Australia's Corporations Begin To Rebel Against Draconian Lockdowns


Australia's Corporations Rebel Against Government's Draconian COVID Lockdowns

TYLER DURDEN



Australia's corporate sector has finally had enough of the ongoing lockdowns that have left the country's economy hobbled and its people cut off from the rest of the world for months.

Increasingly frustrated by a slow vaccine rollout and the ongoing lockdowns, the leaders of many of Australia’s biggest companies, including BHP, Macquarie and Qantas have signed a letter demanding that the government acknowledge it's time to "learn to live with the virus," as many other countries have done, since "COVIDZero" has finally been exposed as an impossible dream.


In the letter - which was reported on by the FT - the signatories allege that Australia is making “big mistakes” in failing to reopen to the world. By making the lockdowns so severe (and so unceasingly long), the Australian government is putting politics before the well-being of the Australian people ahead of the federal elections that must be held by the end of May - when the Senate's present term is slated to expire.

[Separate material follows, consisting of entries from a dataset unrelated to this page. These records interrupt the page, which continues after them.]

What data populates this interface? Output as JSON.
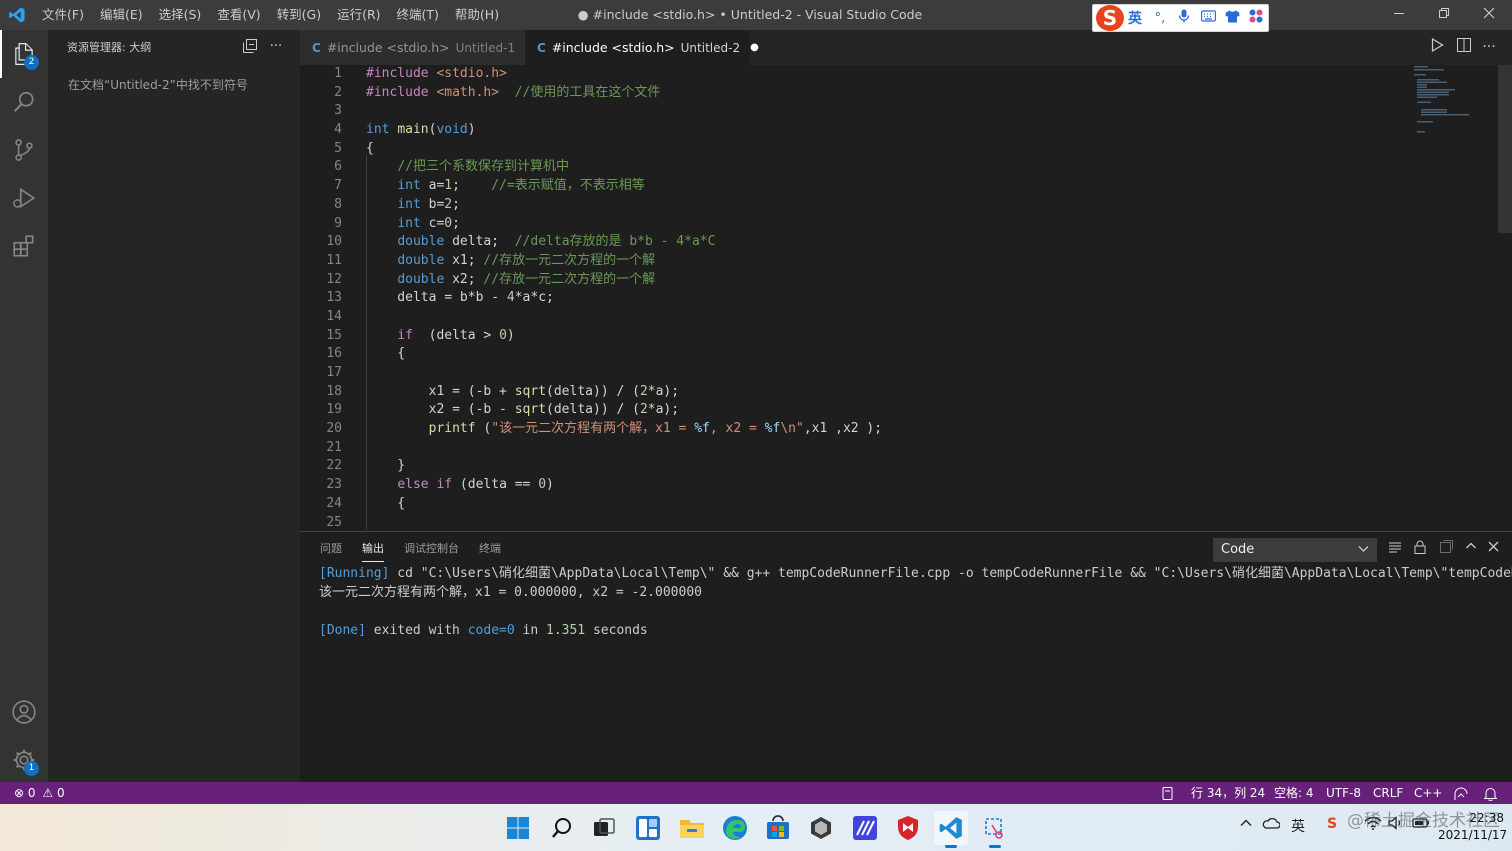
{
  "window": {
    "title": "● #include <stdio.h> • Untitled-2 - Visual Studio Code",
    "menu": [
      "文件(F)",
      "编辑(E)",
      "选择(S)",
      "查看(V)",
      "转到(G)",
      "运行(R)",
      "终端(T)",
      "帮助(H)"
    ]
  },
  "ime": {
    "brand": "S",
    "lang": "英",
    "icons": [
      "punct-icon",
      "mic-icon",
      "keyboard-icon",
      "skin-icon",
      "apps-icon"
    ]
  },
  "activity": {
    "explorer_badge": "2",
    "settings_badge": "1"
  },
  "sidebar": {
    "header": "资源管理器: 大纲",
    "message": "在文档“Untitled-2”中找不到符号"
  },
  "tabs": [
    {
      "label": "#include <stdio.h>",
      "sub": "Untitled-1",
      "active": false
    },
    {
      "label": "#include <stdio.h>",
      "sub": "Untitled-2",
      "active": true
    }
  ],
  "editor": {
    "line_numbers": [
      "1",
      "2",
      "3",
      "4",
      "5",
      "6",
      "7",
      "8",
      "9",
      "10",
      "11",
      "12",
      "13",
      "14",
      "15",
      "16",
      "17",
      "18",
      "19",
      "20",
      "21",
      "22",
      "23",
      "24",
      "25"
    ],
    "lines": [
      [
        [
          "pp",
          "#include "
        ],
        [
          "hd",
          "<stdio.h>"
        ]
      ],
      [
        [
          "pp",
          "#include "
        ],
        [
          "hd",
          "<math.h>"
        ],
        [
          "",
          "  "
        ],
        [
          "cm",
          "//使用的工具在这个文件"
        ]
      ],
      [],
      [
        [
          "kw",
          "int"
        ],
        [
          "",
          " "
        ],
        [
          "fn",
          "main"
        ],
        [
          "",
          "("
        ],
        [
          "kw",
          "void"
        ],
        [
          "",
          ")"
        ]
      ],
      [
        [
          "",
          "{"
        ]
      ],
      [
        [
          "",
          "    "
        ],
        [
          "cm",
          "//把三个系数保存到计算机中"
        ]
      ],
      [
        [
          "",
          "    "
        ],
        [
          "kw",
          "int"
        ],
        [
          "",
          " a="
        ],
        [
          "nm",
          "1"
        ],
        [
          "",
          ";    "
        ],
        [
          "cm",
          "//=表示赋值，不表示相等"
        ]
      ],
      [
        [
          "",
          "    "
        ],
        [
          "kw",
          "int"
        ],
        [
          "",
          " b="
        ],
        [
          "nm",
          "2"
        ],
        [
          "",
          ";"
        ]
      ],
      [
        [
          "",
          "    "
        ],
        [
          "kw",
          "int"
        ],
        [
          "",
          " c="
        ],
        [
          "nm",
          "0"
        ],
        [
          "",
          ";"
        ]
      ],
      [
        [
          "",
          "    "
        ],
        [
          "kw",
          "double"
        ],
        [
          "",
          " delta;  "
        ],
        [
          "cm",
          "//delta存放的是 b*b - 4*a*C"
        ]
      ],
      [
        [
          "",
          "    "
        ],
        [
          "kw",
          "double"
        ],
        [
          "",
          " x1; "
        ],
        [
          "cm",
          "//存放一元二次方程的一个解"
        ]
      ],
      [
        [
          "",
          "    "
        ],
        [
          "kw",
          "double"
        ],
        [
          "",
          " x2; "
        ],
        [
          "cm",
          "//存放一元二次方程的一个解"
        ]
      ],
      [
        [
          "",
          "    delta = b*b - "
        ],
        [
          "nm",
          "4"
        ],
        [
          "",
          "*a*c;"
        ]
      ],
      [],
      [
        [
          "",
          "    "
        ],
        [
          "pp",
          "if"
        ],
        [
          "",
          "  (delta > "
        ],
        [
          "nm",
          "0"
        ],
        [
          "",
          ")"
        ]
      ],
      [
        [
          "",
          "    {"
        ]
      ],
      [],
      [
        [
          "",
          "        x1 = (-b + "
        ],
        [
          "fn",
          "sqrt"
        ],
        [
          "",
          "(delta)) / ("
        ],
        [
          "nm",
          "2"
        ],
        [
          "",
          "*a);"
        ]
      ],
      [
        [
          "",
          "        x2 = (-b - "
        ],
        [
          "fn",
          "sqrt"
        ],
        [
          "",
          "(delta)) / ("
        ],
        [
          "nm",
          "2"
        ],
        [
          "",
          "*a);"
        ]
      ],
      [
        [
          "",
          "        "
        ],
        [
          "fn",
          "printf"
        ],
        [
          "",
          " ("
        ],
        [
          "st",
          "\"该一元二次方程有两个解，x1 = "
        ],
        [
          "fmt",
          "%f"
        ],
        [
          "st",
          ", x2 = "
        ],
        [
          "fmt",
          "%f"
        ],
        [
          "st",
          "\\n\""
        ],
        [
          "",
          ",x1 ,x2 );"
        ]
      ],
      [],
      [
        [
          "",
          "    }"
        ]
      ],
      [
        [
          "",
          "    "
        ],
        [
          "pp",
          "else"
        ],
        [
          "",
          " "
        ],
        [
          "pp",
          "if"
        ],
        [
          "",
          " (delta == "
        ],
        [
          "nm",
          "0"
        ],
        [
          "",
          ")"
        ]
      ],
      [
        [
          "",
          "    {"
        ]
      ],
      []
    ]
  },
  "panel": {
    "tabs": [
      "问题",
      "输出",
      "调试控制台",
      "终端"
    ],
    "active_tab": 1,
    "output_channel": "Code",
    "output": {
      "run_tag": "[Running]",
      "run_cmd": " cd \"C:\\Users\\硝化细菌\\AppData\\Local\\Temp\\\" && g++ tempCodeRunnerFile.cpp -o tempCodeRunnerFile && \"C:\\Users\\硝化细菌\\AppData\\Local\\Temp\\\"tempCodeRunnerFile",
      "result": "该一元二次方程有两个解，x1 = 0.000000, x2 = -2.000000",
      "done_tag": "[Done]",
      "done_a": " exited with ",
      "done_code": "code=0",
      "done_b": " in ",
      "done_time": "1.351",
      "done_c": " seconds"
    }
  },
  "status": {
    "errors": "0",
    "warnings": "0",
    "position": "行 34，列 24",
    "spaces": "空格: 4",
    "encoding": "UTF-8",
    "eol": "CRLF",
    "language": "C++"
  },
  "taskbar": {
    "tray_lang": "英",
    "time": "22:38",
    "date": "2021/11/17",
    "watermark": "@稀土掘金技术社区"
  },
  "colors": {
    "statusbar": "#68217a",
    "accent": "#0e70c0",
    "titlebar": "#3c3c3c"
  }
}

The companies that signed the letter "...employ almost one million Australians" and warned that lockdowns were having "long-lasting" effects on the economy. However, this shouldn't be news to Australia's political elite: Economists at Australia's central bank, the RBA, already lowered their growth projections after a stronger-than-expected Q2 GDP print.

But all the incremental data seen so far suggests that Q3 could be a disaster - well that, coupled with the intensifying economic pressure from Beijing, which is trying to win a geopolitical stare-down contest with the Australian government by blocking a growing number of imports.

As for Australia's infamous "drawbridge" border policy, the letter's signatories insisted that the decision to close Australia's borders was a colossal mistake. 


"The borders should have never been closed,” Graham Turner, chief executive of travel company Flight Centre, told the Financial Times. “We’re making some very big mistakes here.”

"It’s time for corporate Australia to turn its disquiet and rumblings into a roar,” said Greg O’Neill, the chief executive of Melbourne fund manager La Trobe Financial, one of the signatories to the open letter sent by the Business Council of Australia. “It is time for courage and honesty. Not politics.”


In the letter, the Business Council of Australia also warned about a quiet "mental health crisis" plaguing the country, a result of the lockdowns and other anti-COVID measures - "some of the impacts of current lockdowns are hidden, and the effects will be long lasting."